La cultura es un rasgo asociado a la nobleza, aunque debemos partir de las limitaciones impuestas a la mujer también en este aspecto durante la Edad Media. De entre las nobles, sólo en el caso de la quinta dama se alude a su ausencia de modales y educación; de ella se dice que «era como salvaje» (912), tal vez debido a su corta edad: recordemos que era «niña de pocos días» (911). La primera, en cambio, la «dueña letrada, sotil y entendida» (96), va a representar ese grupo de la aristocracia que aprendía a leer y a escribir, junto a conocimientos generales sobre artes y ciencias. Con esta dama el juego dialéctico basado en argumentos sutiles, fábulas y canciones es mayor51.
La oposición a la mujer noble es la villana. Fundamentalmente no tanto por su estatus, cuanto por su actitud ante el amor. Son bastas, desgarbadas, carecen de mesura, comedimiento, sensatez…, en definitiva de todas aquellas características que deben coronar a la mujer.
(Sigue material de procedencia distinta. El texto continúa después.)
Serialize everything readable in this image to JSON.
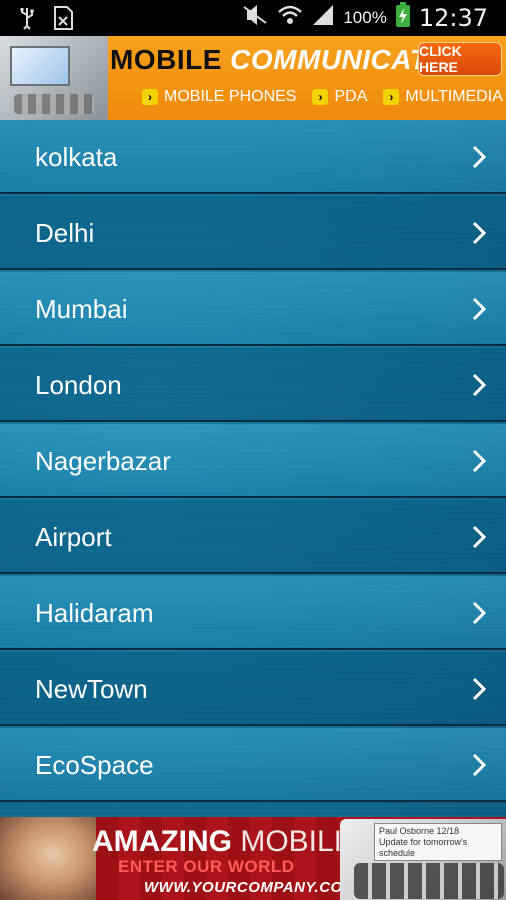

En este sentido doña Alda (la cuarta serrana) representa a la perfección la inversión de los rasgos de la mujer ideal enumerados por don Amor (441-448).
La representación de la villana se aprecia en el LBA en Cruz Cruzada52 (112), cuyo oficio de panadera remite además a un eufemismo sexual (Gybbon-Monypenny 1998; Reynal 1991; Zahareas 1965). Es una mujer liviana, «sandía», de un físico irresistible y ante la que nadie puede sustraerse. Quizás aquí radique el «si podieres» de la copla 431. Lo cierto es que el protagonista no puede luchar contra su condición natural53 ni contra la mujer en la que «puso el ojo». Tampoco en esta ocasión obtiene éxito alguno, al contrario, no pudo probar «la vianda», que fue saboreada por su traidor mensajero. Otro tipo de villanas, más jocoso y paródico como hemos visto, lo representan las serranas (950-1042). Éstas no inspiran sentimiento amoroso, superan al hombre en fuerza física (una lo lleva a cuestas, otra lo derriba) y lo acosan sexualmente, amenazándole si se niega a «jugar». Tienen fuerza, iniciativa e ímpetu sexual explícito, rasgos que las animalizan: se las teme como a fieras y actúan como bestias (Lacarra 1995). Villanía y marginación representa la Fulana54. El amor fácil se resuelve asimismo en fracaso por la imprudencia de su mensajero, ya que incluso la «fulana» quiere conservar su pundonor y recato.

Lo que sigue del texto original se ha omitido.